Hiç çiçeklenmiş vişne ağacı gördünüz mü? O bembeyaz çiçekleri gördünüz mü? Gördünüzse, söylediklerimin doğru olduğunu biliyorsunuzdur.
Şu yazıyı yazmak için Kirazlı Köy Sofrası'nda bir masa seçip oturdum. Cep telimi, fotoğraf makinemi çıkardım. Bilgisayarımı açtım.
Ama buyrun bakalım! Yazmayı tasarladığım ne varsa aklımda, hepsi uçtu gitti!
Çünkü üç vişne ağacının yanı başında oturmuşum. İnsanda akıl fikir bırakmayan bir güzellikleri var.
Hava rüzgârlı. Çiçekler uçuşuyor. Toprağın üzeri giderek solup pembeye dönmüş çiçeklerle dolu.
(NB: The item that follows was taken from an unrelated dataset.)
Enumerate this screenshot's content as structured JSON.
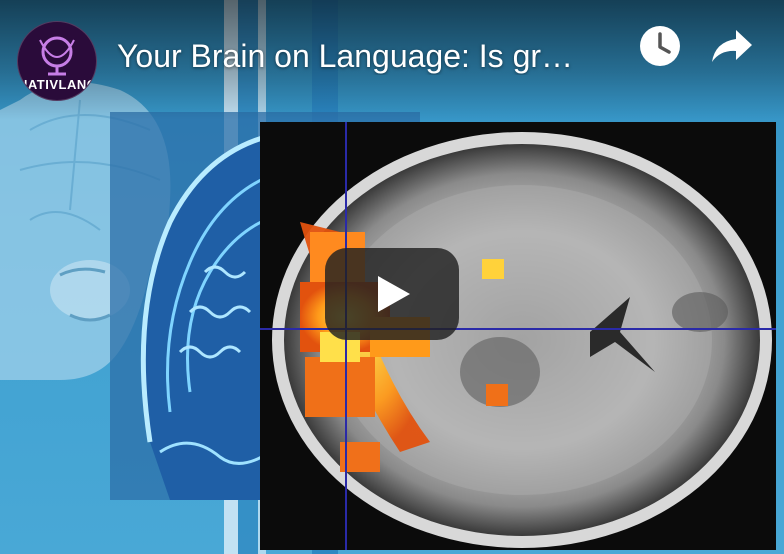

Ağaçların arkası bağ.
***
Hayatı sevmek, hayatla sevişmek!
Zor becerilir bir sanat, şükredilecek bir bahttır bu. İnsan başka ne ister ki!
Ama ya o çok sevdiğiniz hayat, sevdiklerinizi üzüyorsa...
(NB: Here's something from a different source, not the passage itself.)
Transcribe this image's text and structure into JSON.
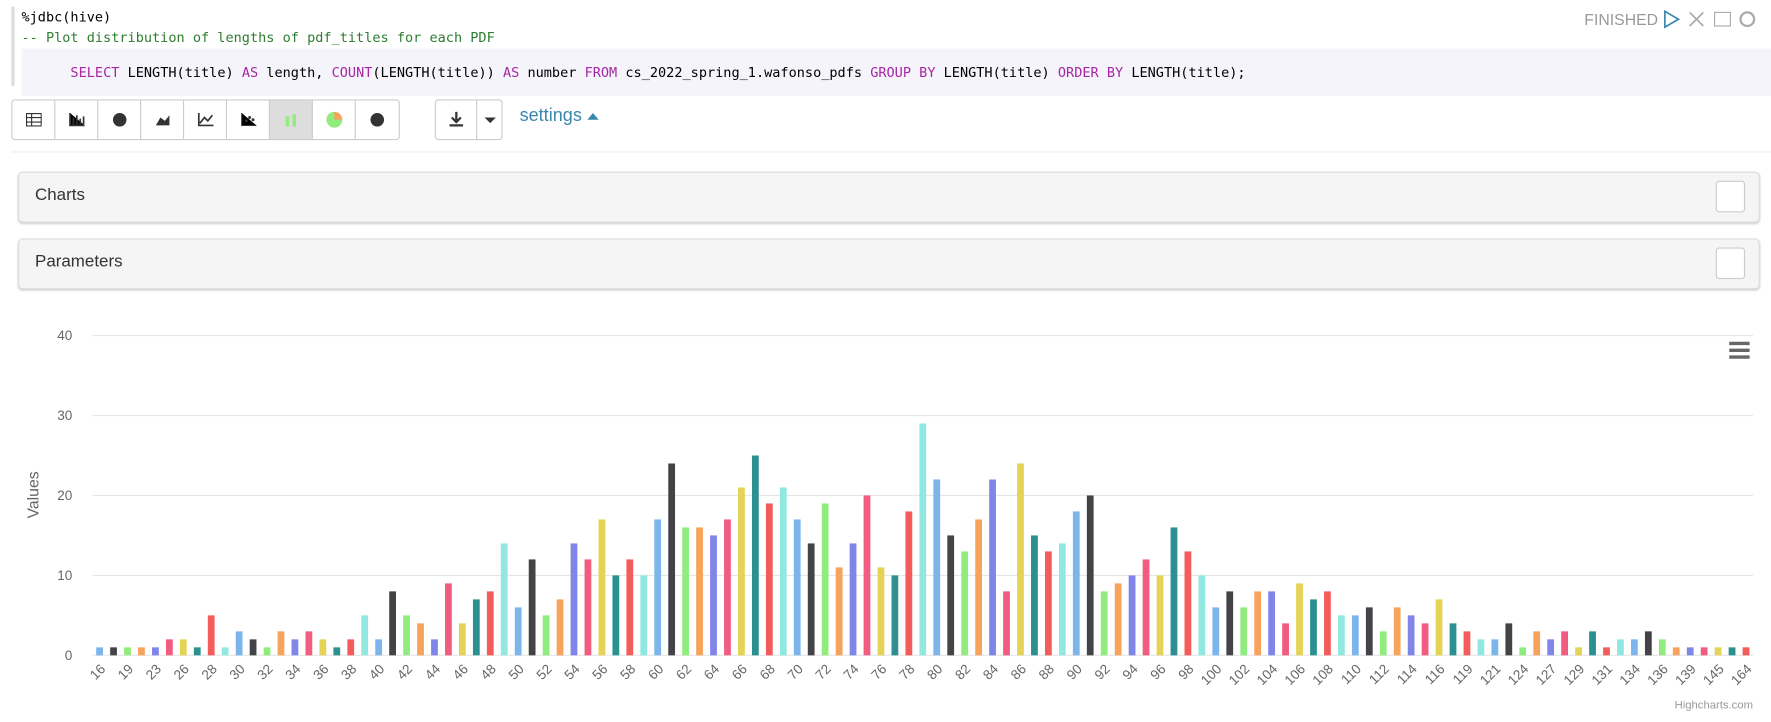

Şu üç günlük ömrünüzde nihayet derin bir soluk almaya başladığınız bir sırada sevdikleriniz bitkin düşüp çökmeye başlamışsa...
Tadınız kaçar,
ruhunuz bulutlanır, değil mi?
Sabah kalktığımda fark ettim ki, benim durumum da öyle.
İzlandalı kül bulutuna benzer bir bulut örtmüştü ruhumu.
Kirli sarı, hafifçe gri, toz gibi bir bulut.
***
İzmir'de olmamı fırsat bilip kendimi
Aydın Otoyolu'na vuruverdim. Daha gişelere varmıştım ki, şiddetli bir dolu karşıladı önce. Sonra fırtına. Derken bulutların arasından ışıl ışıl yüzünü gösteren güneş...
Selçuk kavşağından saptım.
Aslında nereye gittiğimi bilmiyordum!
Selçuk'u geçtim. Çamlık'a geldim.
Tren Müzesi'nde mola verdim.(Onu ayrıca anlatacağım.) Sonra baktım, bir tabelada
"Kirazlı köyü, 5 km" yazıyor. Gaza bastığım gibi buraya vardım.
Yıllardır derdimin en iyi ilacı bu! İki yanı bağlar bahçelerle süslü, ufku dağlarla kesilen
yemyeşil bir köy yolu.
Kirazlı son zamanlarda ekolojik tarımıyla öne çıkan sevimli bir köy. Gezmek, görmek gerek.
Hah! Tam şu an
minicik bir karınca lap-top'umun ekran çerçevesinde akrobatik adımlarla yürümeye başlamaz mı!
Sanki
"kapat şunu da, etrafına bak!" diyor bana.
Masanın bir ucunda da
çay, sıcak bazlama, ılık yaprak sarmalar ve bir tabak içinde kırma zeytinler beni bekliyor.
İzninizle, burada noktayı koyayım!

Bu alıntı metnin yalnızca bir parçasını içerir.